Jetzt geht's lo-os!
Einige Eindrücke zum Montagebeginn im Passauer Dom
alle Fotos auf dieser Seite: Martin Doering, www.die-orgelseite.de
Anfang Juni 2025 – das Wetter in Deutschland holt Luft vor der ersten Hitzewelle des Jahres, und wir sind zum ersten Mal froh über die üblichen Temperaturen im Passauer Dom. Der Aufbau der "neuen" Hauptorgel hat endlich begonnen. Tatsächlich sind die Arbeiten schwer zu kategorisieren. Ein Neubau im traditionellen Sinne ist es natürlich nicht – nicht nur wegen der historischen Gerhäusefront von Egedacher. Ein Großteil des Pfeifenwerkes geht auf die Steinmeyer-Orgel von 1928 zurück. Ein weiterer Teil stammt aus dem Eisenbarth-Instrument von 1980. Dennoch gehen die Maßnahmen über einen technischen Neubau weit hinaus. Nicht nur, dass ein weiterer großer Teil des Pfeifenwerkes ganz neu sein wird, auch das klangliche Konzept des Instrumentes wird sich vollständig verändern.

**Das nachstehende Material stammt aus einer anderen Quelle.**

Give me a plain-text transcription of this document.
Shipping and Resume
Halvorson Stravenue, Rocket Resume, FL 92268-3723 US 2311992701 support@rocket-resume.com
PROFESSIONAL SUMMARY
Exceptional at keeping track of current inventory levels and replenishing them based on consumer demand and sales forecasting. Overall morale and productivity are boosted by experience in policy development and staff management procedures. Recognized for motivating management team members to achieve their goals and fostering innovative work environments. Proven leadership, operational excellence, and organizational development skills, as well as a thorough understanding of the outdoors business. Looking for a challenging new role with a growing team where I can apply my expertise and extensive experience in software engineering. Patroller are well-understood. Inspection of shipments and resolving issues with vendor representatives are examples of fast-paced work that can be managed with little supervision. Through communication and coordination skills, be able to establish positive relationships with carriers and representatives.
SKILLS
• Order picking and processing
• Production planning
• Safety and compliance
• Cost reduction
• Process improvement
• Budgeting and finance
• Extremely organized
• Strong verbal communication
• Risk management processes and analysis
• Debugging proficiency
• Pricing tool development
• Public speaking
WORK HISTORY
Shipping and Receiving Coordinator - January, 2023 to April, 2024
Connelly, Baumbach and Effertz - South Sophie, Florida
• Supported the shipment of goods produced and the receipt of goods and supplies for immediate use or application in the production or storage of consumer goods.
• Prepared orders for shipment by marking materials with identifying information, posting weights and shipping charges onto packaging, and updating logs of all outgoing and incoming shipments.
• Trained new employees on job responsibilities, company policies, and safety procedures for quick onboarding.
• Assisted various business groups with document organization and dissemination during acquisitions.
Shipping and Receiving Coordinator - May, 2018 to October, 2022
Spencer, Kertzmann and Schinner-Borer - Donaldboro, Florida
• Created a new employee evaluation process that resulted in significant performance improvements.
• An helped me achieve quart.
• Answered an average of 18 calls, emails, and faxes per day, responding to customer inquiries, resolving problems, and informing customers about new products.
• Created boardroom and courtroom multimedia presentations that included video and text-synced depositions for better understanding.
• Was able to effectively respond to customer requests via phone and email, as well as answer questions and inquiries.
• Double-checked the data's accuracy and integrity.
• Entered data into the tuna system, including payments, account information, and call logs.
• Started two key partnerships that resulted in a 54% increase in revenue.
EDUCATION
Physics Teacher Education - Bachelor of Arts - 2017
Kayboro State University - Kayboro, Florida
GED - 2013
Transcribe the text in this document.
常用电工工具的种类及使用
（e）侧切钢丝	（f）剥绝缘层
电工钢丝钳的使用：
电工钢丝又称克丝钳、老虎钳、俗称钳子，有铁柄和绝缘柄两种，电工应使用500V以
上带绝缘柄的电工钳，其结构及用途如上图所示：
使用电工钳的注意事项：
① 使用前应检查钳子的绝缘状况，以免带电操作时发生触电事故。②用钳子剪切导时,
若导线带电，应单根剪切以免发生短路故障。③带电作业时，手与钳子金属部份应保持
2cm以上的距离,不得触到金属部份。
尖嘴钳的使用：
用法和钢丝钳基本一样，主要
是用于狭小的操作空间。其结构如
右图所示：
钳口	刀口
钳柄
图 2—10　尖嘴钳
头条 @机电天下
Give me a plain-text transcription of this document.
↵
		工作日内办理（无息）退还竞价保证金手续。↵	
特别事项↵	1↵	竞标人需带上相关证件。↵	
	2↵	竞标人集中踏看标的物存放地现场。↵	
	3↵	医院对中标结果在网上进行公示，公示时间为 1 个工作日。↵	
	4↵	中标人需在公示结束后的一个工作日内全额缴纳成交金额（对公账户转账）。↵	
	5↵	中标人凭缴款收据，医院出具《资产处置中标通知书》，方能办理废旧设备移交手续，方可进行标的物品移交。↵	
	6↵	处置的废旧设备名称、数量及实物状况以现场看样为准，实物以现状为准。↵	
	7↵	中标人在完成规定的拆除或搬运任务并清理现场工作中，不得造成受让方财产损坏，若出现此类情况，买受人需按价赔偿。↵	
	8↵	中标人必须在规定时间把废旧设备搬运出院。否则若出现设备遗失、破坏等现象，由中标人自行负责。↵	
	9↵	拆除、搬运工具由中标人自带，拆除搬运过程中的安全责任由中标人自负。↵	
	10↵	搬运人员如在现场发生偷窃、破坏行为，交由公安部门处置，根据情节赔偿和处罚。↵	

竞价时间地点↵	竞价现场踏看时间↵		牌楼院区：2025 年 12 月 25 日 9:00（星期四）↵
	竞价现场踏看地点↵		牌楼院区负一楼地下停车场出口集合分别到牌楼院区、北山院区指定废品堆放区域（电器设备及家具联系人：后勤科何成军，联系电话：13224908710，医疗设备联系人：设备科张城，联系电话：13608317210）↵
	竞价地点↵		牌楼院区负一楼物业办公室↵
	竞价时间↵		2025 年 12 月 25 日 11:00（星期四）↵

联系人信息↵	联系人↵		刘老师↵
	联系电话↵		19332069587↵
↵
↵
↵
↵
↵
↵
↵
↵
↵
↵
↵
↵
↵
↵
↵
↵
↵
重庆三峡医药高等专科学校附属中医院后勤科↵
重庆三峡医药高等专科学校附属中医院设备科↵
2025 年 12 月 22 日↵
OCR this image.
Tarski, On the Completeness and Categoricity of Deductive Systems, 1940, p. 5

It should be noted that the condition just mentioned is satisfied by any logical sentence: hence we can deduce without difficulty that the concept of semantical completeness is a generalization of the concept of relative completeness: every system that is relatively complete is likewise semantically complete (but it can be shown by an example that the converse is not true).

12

mit einem solchen Kran baut man sonst Hochhäuser
1980, auf dem Höhepunkt des eklektischen Orgelbaus, betrachtete man selbst das der Orgelreform verpflichtete Werk von 1928 als dekadentes Überbleibsel einer (endlich) vergangenen romantischen Epoche. Ziel war nicht ein eigenständiger Charakter für eine neue Orgel, sondern eine allumfassende Universalität. Um (fast) jeden Preis. Dieses Streben prägte alle größeren Orgelneubauten des späten 20. Jahrhunderts und galt als hehres Ideal.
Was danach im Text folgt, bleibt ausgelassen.